I've liked guys who didn't like me back and after asking them out, they said they'd rather be friends. To which I just got over and moved on, because it's more responsible, mature and healthy than pining over one person and feeling cheated.

Also, I can't help but feel that if a woman get s friendzoned or whatever it's very much made to be her "fault", as if anyone could be at fault in this scenario, for not being pretty enough or for being too sexual or too slow.

Men who believe in the frienzone are just emotionally stunted entitled little douchebags. Women aren't bought up to believe they have a sense of entitlement - hence the lack of female friendzoned persons.
You have a very negative view of men. Let me just put it out there: no we don't see you as objects, now sure some of us do, but most don't. Just like i suppose most women don't see men as objects. And heck real life facts contradict the notion women are seen as objects. If we saw women as inferior to us than surely you should be the ones put on the front line, what would we lose anyway? Just objects.
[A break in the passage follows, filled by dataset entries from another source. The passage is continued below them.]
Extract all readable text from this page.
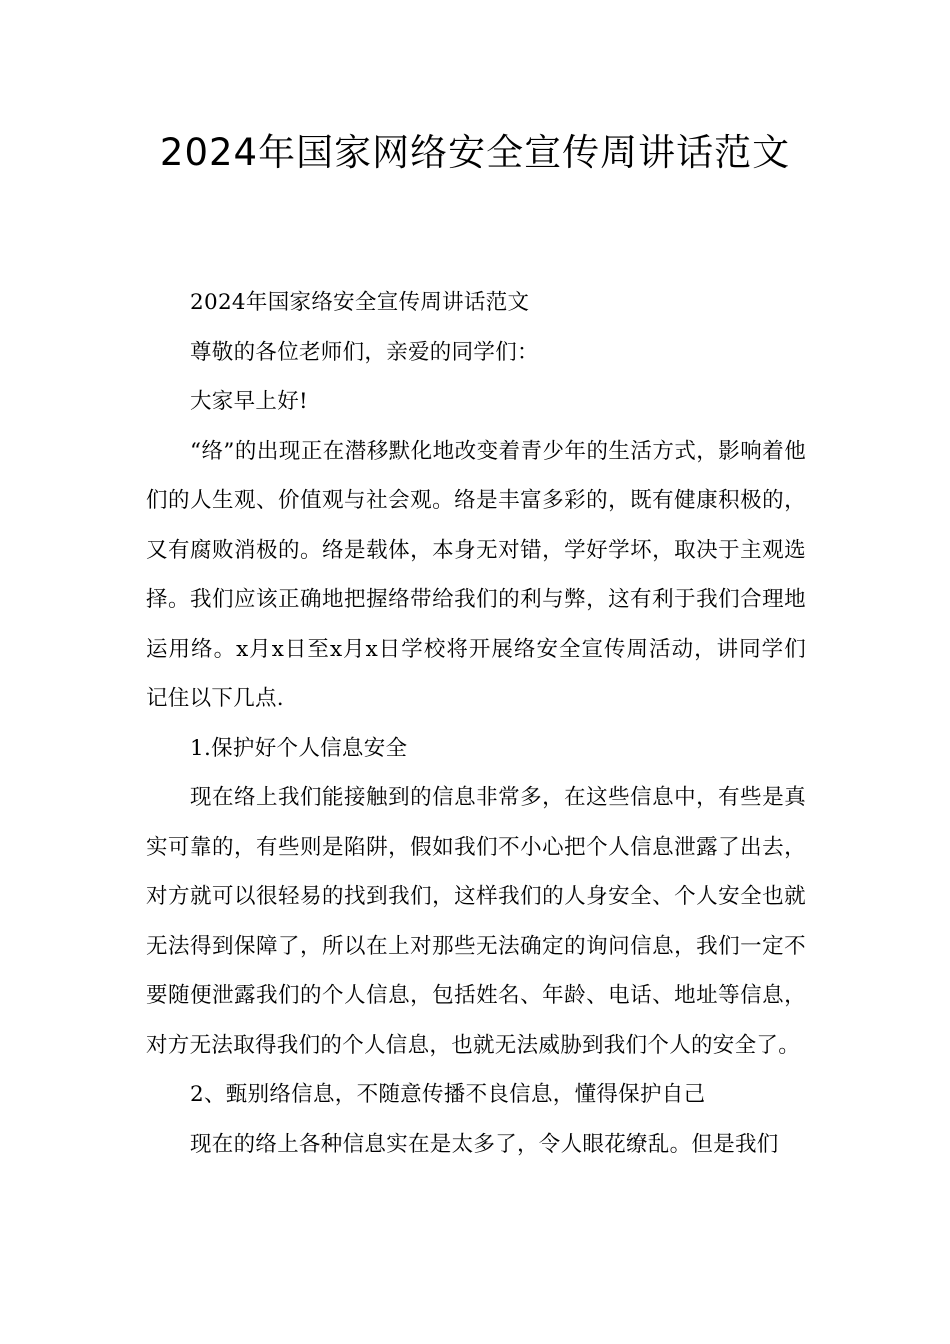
2024年国家网络安全宣传周讲话范文

2024年国家络安全宣传周讲话范文

尊敬的各位老师们，亲爱的同学们：

大家早上好!

“络”的出现正在潜移默化地改变着青少年的生活方式，影响着他们的人生观、价值观与社会观。络是丰富多彩的，既有健康积极的，又有腐败消极的。络是载体，本身无对错，学好学坏，取决于主观选择。我们应该正确地把握络带给我们的利与弊，这有利于我们合理地运用络。x月x日至x月x日学校将开展络安全宣传周活动，讲同学们记住以下几点.

1.保护好个人信息安全

现在络上我们能接触到的信息非常多，在这些信息中，有些是真实可靠的，有些则是陷阱，假如我们不小心把个人信息泄露了出去，对方就可以很轻易的找到我们，这样我们的人身安全、个人安全也就无法得到保障了，所以在上对那些无法确定的询问信息，我们一定不要随便泄露我们的个人信息，包括姓名、年龄、电话、地址等信息，对方无法取得我们的个人信息，也就无法威胁到我们个人的安全了。

2、甄别络信息，不随意传播不良信息，懂得保护自己

现在的络上各种信息实在是太多了，令人眼花缭乱。但是我们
Now i know that you didn't make any claims about "men" but the idea that the friendzone is a result of objectification is just plainly silly and doesn't paint a good picture of men. Maybe the complaining about the friendzone actually stems from the fact we care more ? You know, it's easier to get over someone you didn't want that much to begin with. This would result in friendzoning causing less pain and frustration. (see i can do that too)

And since usually people who complain about the friendzone don't seem to be your typically macho jocks i'd say it's safe to assume that the whole meme stems from caring and not douchebaggery. Unless of course caring is being a douchebag and we've been lied to all this time when people told us we should be caring and loving and not smug, macho gigolos who pride themselves of having more sex than bonobos.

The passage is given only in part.